Il diritto di criticare Biagi in tv

Pietro Mancini

Il nuovo Consiglio di amministrazione della Rai non può e non deve ritenere prioritario il ritorno in video di Enzo Biagi, auspicato da ampi settori del centrosinistra, che non si stancano di teorizzare la necessità di opporsi al feroce «regime» mediatico del Cavaliere.
Liberissimo l'anziano editorialista di atteggiarsi a vittima di Silvio Berlusconi, che si è permesso di confutare la versione, non veritiera, dell'episodio di Bolzano, commentato, domenica scorsa, sul Corriere della Sera. Altrettanto liberi coloro che, senza poter essere ritenute persone disposte a prendere ordini dal premier, pensano che Biagi non possa essere additato come il martire di una presunta, spietata epurazione, eseguita a Saxa Rubra e a viale Mazzini.
Soprattutto perché ricordano, ma non rimpiangono, le ultime apparizioni, sugli schermi della Tv pubblica, dell'autorevole collega emiliano. In primis, quella in tandem con Roberto Benigni, quando, tre giorni prima delle elezioni politiche del 2001, il comico, incalzato (si fa per dire...) dall'intervistatore, proclamò, con serena obiettività: «Intendo essere equidistante: Berlusconi non mi piace, Rutelli sì!». E, forse, al di là della difesa d'ufficio di Biagi, il leader della Margherita, che si sta sforzando, con la sua sfida a Prodinotti, di accreditare il centrosinistra come una coalizione moderata e riflessiva, che boccia le visioni apocalittiche, anche sui temi dell'informazione, dovrebbe prendere le distanze dai settori dell'Unione, intenzionati a riaffidarsi, come nell'era Zaccaria-Santoro, ai campioni della Tv e del giornalismo «resistente».
Perché Rutelli non chiede a sua moglie, Barbara Palombelli, che del Corriere è un'apprezzata firma, se la signora condivida, nei toni e nella sostanza, lo sgangherato articolo anti-Berlusconi, firmato domenica scorsa dal decano della categoria?
A parte le citazioni, da lustri sempre piattamente identiche, di Nenni, Togliatti e De Gasperi, per le quali Biagi fu bacchettato da Piero Ostellino, ex direttore del Corriere della Sera, la Palombelli, che ha sempre difeso i diritti delle donne, non trova che sia stato disdicevole il modo in cui l'attempato giornalista ha liquidato, definendola tout court una «biondona», la coordinatrice di Forza Italia a Bolzano, Michaela Biancofiore?
Oppure le femministe di sinistra, che giustamente hanno redarguito Ciriaco De Mita per aver brutalmente zittito, in una recente riunione della Margherita, la senatrice Cinzia Dato, ritengono che Biagi abbia fatto bene a descrivere la Biancofiore quasi come una «velina», ricorrendo a un'espressione che la dirigente azzurra ha considerato, non a torto, «triviale e qualunquista»?
E, dal momento che i migliori giudici dei giornalisti non sono i politici, ma i lettori, il direttore dell'Unità, Antonio Padellaro, ripubblicando in prima pagina l'invettiva di Biagi, pur viziata da evidenti errori e inficiata dall'eccessivo astio dell'autore contro Berlusconi, non ha fornito un esempio di informazione corretta ed equilibrata.
Ma ha, unicamente, inteso usare il discusso articolo come una clava, sperando che l'Unione la brandisca contro l'odiato leader della Casa delle libertà.

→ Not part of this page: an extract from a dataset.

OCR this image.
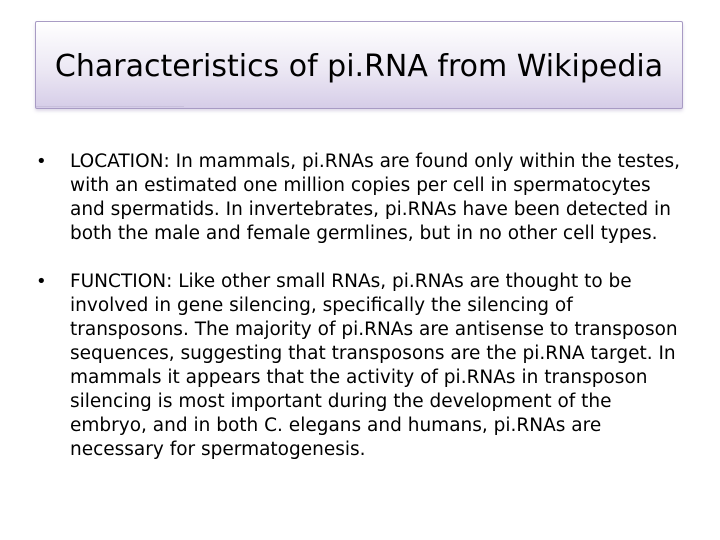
Characteristics of pi.RNA from Wikipedia
•	LOCATION: In mammals, pi.RNAs are found only within the testes, with an estimated one million copies per cell in spermatocytes and spermatids. In invertebrates, pi.RNAs have been detected in both the male and female germlines, but in no other cell types.
•	FUNCTION: Like other small RNAs, pi.RNAs are thought to be involved in gene silencing, specifically the silencing of transposons. The majority of pi.RNAs are antisense to transposon sequences, suggesting that transposons are the pi.RNA target. In mammals it appears that the activity of pi.RNAs in transposon silencing is most important during the development of the embryo, and in both C. elegans and humans, pi.RNAs are necessary for spermatogenesis.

Ma quella dei linciaggi a mezzo stampa, delle forzature strumentali, della manipolazione delle notizie, del tifo per la Tv faziosa è una strada che tutti dovrebbero evitare di percorrere, dimostrando di non aver già dimenticato gli appelli di Ciampi al pluralismo nell'informazione e al giornalismo oggettivo, imparziale e attento alle notizie, che non sono né di destra né di sinistra.